IndisputableMonolith.Information.RecognitionEntropy
This module supplies self-contained definitions for the golden ratio phi and phi-bit entropy measures in the Information domain of Recognition Science. It supports calculations involving recognitionEntropy, phiBit, and capacity bounds without external dependencies. Researchers analyzing information content in RS events or phi-ladder structures would cite these definitions.

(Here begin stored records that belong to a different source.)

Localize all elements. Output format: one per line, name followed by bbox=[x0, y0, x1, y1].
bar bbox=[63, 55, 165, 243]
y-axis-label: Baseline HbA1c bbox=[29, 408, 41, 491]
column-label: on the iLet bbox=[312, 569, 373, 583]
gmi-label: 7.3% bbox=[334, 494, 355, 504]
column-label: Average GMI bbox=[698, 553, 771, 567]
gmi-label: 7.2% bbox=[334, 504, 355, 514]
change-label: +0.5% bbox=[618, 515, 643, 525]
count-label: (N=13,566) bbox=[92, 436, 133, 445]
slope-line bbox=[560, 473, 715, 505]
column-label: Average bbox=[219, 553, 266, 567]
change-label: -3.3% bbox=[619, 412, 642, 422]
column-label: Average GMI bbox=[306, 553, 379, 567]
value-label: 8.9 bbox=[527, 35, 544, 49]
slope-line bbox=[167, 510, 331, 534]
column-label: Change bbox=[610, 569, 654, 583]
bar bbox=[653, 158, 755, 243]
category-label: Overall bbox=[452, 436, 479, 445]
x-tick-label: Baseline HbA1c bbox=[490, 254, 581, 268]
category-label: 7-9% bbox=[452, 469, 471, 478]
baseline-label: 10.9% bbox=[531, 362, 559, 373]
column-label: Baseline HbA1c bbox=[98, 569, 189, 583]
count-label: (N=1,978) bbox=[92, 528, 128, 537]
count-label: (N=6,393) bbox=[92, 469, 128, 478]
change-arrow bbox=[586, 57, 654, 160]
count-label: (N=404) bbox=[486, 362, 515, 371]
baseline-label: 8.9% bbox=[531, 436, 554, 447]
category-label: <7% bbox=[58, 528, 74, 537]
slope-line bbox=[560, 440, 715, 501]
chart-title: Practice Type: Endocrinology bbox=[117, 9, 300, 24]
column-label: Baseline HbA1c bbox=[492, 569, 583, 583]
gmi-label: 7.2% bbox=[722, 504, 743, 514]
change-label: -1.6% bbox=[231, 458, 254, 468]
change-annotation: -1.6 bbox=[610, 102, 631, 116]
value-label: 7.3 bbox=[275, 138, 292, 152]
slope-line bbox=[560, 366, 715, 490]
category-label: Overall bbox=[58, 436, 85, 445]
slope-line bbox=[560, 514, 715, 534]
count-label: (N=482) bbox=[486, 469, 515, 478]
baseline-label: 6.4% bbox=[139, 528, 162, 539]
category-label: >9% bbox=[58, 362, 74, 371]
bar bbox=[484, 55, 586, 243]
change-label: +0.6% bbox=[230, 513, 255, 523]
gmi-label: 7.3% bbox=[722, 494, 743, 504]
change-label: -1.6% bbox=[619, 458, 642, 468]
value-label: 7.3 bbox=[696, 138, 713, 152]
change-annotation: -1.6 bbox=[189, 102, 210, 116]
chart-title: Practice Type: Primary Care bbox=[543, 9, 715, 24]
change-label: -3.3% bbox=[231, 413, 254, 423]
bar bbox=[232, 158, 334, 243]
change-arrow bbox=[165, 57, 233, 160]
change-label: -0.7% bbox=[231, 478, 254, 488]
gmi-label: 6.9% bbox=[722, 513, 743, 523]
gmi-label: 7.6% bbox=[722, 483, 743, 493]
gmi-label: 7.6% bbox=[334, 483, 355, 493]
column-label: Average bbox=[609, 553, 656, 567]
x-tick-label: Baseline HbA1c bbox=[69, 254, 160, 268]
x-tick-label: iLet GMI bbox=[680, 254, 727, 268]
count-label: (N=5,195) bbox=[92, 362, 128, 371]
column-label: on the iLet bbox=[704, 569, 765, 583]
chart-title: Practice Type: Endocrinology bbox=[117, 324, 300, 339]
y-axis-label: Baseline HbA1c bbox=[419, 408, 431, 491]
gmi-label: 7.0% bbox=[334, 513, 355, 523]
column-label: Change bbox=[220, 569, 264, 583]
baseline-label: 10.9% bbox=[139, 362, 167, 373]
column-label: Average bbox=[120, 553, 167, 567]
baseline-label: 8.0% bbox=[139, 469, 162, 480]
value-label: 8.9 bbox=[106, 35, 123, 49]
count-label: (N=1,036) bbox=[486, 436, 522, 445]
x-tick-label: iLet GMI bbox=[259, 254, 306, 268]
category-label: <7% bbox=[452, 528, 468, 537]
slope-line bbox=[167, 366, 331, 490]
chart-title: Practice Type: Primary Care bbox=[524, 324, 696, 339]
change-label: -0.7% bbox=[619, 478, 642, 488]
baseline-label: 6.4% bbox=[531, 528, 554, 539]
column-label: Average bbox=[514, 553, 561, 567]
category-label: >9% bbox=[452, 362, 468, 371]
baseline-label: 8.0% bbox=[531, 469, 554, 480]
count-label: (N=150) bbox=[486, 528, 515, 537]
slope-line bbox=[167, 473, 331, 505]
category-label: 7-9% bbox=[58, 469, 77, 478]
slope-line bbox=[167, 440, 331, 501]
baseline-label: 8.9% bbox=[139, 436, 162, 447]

The module is purely definitional with supporting inequalities and no proofs.
claim$\phi = \frac{1 + \sqrt{5}}{2}$, recognitionEntropy, phiBit, cp6CapacityPhiBits, recognition_event_12_dof, uniform_maximizes_entropy
background
The module resides in the Information domain and imports the RS time quantum $\tau_0 = 1$ tick from Constants together with J-cost definitions from JcostCore. It supplies a local definition of the golden ratio for self-containment, along with basic properties (phi > 1, phi < 2) and derived objects such as phiBit (information unit) and recognitionEntropy (entropy measure in phi bits). The sibling definitions include cp6CapacityPhiBits and uniform_maximizes_entropy, which operate in the same phi-native information setting.
proof idea
this is a definition module, no proofs
why it matters in Recognition Science
This module grounds the information-theoretic layer of Recognition Science by providing phi-based entropy and capacity primitives. It feeds downstream results on recognition events and entropy maximization within the phi-ladder framework (T5 J-uniqueness and T6 self-similar fixed point). The local phi definition ensures the module remains independent while supporting RCL-compatible calculations.
scope and limits
- Does not prove any entropy maximization theorems.
- Does not connect entropy to physical constants or forcing chain steps T0-T8.
- Does not import or reference external information theory libraries.
- Does not address spatial dimensions or mass formulas.